Drug-induced liver injury (DILI) has become one of the major challenges of drug safety all over the word. So far, about 1,100 commonly used drugs including the medications used regularly, herbal and/or dietary supplements, have been reported to induce liver injury. Moreover, DILI is the main cause of the interruption of new drugs development and drugs withdrawn from the pharmaceutical market. Acute DILI may evolve into chronic DILI or even worse, commonly lead to life-threatening acute liver failure in Western countries. It is generally considered to have a close relationship to genetic factors, environmental risk factors, and host immunity, through the drug itself or its metabolites, leading to a series of cellular events, such as haptenization and immune response activation. Despite many researches on DILI, the specific biomarkers about it are not applicable to clinical diagnosis, which still relies on the exclusion of other causes of liver disease in clinical practice as before. Additionally, circumstantial evidence has suggested that DILI is mediated by the immune system. Here, we review the underlying mechanisms of the immune response to DILI and provide guidance for the future development of biomarkers for the early detection, prediction, and diagnosis of DILI.
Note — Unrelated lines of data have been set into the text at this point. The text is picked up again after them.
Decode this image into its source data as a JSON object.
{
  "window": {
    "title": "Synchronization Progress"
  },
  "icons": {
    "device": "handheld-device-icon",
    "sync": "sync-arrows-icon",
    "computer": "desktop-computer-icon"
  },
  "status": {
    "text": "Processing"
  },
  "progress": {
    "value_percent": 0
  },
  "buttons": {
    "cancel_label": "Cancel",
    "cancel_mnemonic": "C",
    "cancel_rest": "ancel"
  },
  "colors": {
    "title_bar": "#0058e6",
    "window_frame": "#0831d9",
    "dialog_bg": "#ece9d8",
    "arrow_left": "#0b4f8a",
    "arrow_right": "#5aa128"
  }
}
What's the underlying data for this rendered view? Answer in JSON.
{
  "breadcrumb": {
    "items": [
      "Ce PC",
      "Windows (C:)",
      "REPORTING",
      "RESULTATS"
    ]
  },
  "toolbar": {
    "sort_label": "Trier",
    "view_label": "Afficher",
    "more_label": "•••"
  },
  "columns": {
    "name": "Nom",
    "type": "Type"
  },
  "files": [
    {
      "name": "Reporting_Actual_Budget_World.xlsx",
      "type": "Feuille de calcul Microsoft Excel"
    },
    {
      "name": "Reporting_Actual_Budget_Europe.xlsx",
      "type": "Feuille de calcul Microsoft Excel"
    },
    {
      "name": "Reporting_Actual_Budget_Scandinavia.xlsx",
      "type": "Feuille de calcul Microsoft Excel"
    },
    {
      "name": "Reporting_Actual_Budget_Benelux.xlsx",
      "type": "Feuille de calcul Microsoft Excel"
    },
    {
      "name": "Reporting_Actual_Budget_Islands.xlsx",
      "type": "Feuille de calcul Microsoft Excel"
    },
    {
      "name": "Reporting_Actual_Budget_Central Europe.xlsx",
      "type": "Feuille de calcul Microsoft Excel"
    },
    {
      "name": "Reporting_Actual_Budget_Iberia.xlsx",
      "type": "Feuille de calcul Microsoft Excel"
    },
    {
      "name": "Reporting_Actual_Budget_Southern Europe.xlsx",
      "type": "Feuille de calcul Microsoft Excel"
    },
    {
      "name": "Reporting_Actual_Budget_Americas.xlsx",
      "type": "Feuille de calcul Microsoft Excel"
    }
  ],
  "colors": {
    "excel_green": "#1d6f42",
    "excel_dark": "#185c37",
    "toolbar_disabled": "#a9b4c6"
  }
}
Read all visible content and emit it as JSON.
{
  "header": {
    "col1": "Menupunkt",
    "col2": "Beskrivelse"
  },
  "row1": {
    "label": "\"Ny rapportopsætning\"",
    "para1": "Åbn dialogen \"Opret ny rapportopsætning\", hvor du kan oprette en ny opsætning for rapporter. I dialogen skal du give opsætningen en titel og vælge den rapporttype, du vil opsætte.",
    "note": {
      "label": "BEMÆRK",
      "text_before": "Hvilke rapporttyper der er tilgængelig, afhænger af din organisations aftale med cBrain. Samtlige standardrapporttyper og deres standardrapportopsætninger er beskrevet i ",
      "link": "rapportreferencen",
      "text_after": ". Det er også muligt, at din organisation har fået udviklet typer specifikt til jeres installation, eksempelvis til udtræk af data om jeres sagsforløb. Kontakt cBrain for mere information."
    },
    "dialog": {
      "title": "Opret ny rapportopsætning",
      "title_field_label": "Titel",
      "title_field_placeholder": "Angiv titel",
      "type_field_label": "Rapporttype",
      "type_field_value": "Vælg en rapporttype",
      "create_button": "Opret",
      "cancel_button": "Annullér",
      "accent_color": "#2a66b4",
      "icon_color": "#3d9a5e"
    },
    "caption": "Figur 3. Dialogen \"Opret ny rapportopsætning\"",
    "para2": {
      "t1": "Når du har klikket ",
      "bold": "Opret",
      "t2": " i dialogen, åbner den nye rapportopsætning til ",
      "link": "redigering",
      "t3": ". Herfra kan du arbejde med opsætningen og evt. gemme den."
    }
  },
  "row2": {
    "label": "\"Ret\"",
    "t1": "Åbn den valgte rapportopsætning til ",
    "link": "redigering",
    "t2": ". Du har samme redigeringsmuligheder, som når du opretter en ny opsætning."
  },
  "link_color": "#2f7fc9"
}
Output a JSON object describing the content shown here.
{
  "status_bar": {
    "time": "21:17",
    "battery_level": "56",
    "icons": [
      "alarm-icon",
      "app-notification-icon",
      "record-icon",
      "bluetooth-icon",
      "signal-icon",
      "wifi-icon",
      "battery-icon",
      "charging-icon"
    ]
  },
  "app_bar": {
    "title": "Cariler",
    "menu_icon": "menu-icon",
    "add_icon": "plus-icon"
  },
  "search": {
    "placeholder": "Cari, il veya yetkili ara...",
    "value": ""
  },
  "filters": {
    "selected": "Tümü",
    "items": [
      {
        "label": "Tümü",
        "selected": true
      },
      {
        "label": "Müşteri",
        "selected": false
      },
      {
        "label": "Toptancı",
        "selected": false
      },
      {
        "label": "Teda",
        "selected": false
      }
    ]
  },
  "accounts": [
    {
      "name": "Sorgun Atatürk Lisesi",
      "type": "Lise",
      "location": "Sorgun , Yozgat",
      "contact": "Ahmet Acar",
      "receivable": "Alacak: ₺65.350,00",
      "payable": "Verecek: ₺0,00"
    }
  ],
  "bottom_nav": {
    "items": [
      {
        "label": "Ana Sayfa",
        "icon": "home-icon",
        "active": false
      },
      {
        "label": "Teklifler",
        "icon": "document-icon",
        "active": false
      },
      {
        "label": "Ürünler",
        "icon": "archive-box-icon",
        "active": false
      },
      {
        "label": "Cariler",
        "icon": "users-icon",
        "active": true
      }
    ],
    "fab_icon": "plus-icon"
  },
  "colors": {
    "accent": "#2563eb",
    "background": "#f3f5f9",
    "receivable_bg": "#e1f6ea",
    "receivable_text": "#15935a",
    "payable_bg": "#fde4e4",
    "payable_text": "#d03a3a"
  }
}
Keywords: biomarker; drug-induced liver injury; immune; immune response; mechanism.

FIGURE 1

The role of innate immunity and adaptive immunity in DILI. Drug or their reactive metabolites lead to cell stress, damage, or death, which release some molecules that recruit and activate innate immune cells prompting the release of pro-inflammatory cytokines. These mediators stimulate adaptive immune cells, ultimately resulting in the activation of T cells into effector cells and B cells into plasma cell–released antibodies. During the activation of innate and adaptive immunity, the host immune tolerance–related immune cells or cytokine may exert immunosuppressive effects. However, if the balance is broken, this will further aggravate the inflammatory response in the liver.

FIGURE 2

Mechanisms of immunity in DILI. DILI is a disorder by drugs-induced liver damage, including pharmacological therapies, traditional medicines, and HDS. If the number of reactive metabolites produced exceeds the detoxification capacity, activated innate immune system–related cells, e.g., NKT, NK, dendritic cells, Kupffer cells, neutrophils and eosinophils, and the released various cytokines, form the cytokine storm. Furthermore, inducing adaptive immunity, activating T and B cells, producing effector T cells and antibodies, then liver damage all occur. However, Tregs may exert an immunosuppressive effect on APCs, effector T cells, and mast cells by the following mechanisms: coinhibitory receptors binding to cognate molecules on dendritic cells, secretion of inhibitory cytokines, e.g., IL-10 and TGF-β, metabolic disruption by depriving IL-2 binding and increasing adenosine binding to effector T cells, and contact-dependent cytolysis by granzyme B secretion. Abbreviations: NKT, natural killer T cells; NK, natural killer cells; Treg, regulatory T cells; MDSC, myeloid-derived suppressor cells; DAMPs, danger-associated molecular patterns; IFN-γ, interferon gamma; IL-6, interleukin 6; TNF-α, tumor necrosis factor-α; IL-10 interleukin 10; TGF-β, transforming growth factor-β1; IL-17, interleukin 17; Ab, antibody; ROS, reactive oxygen species; iNOS, inducible nitric oxide synthase.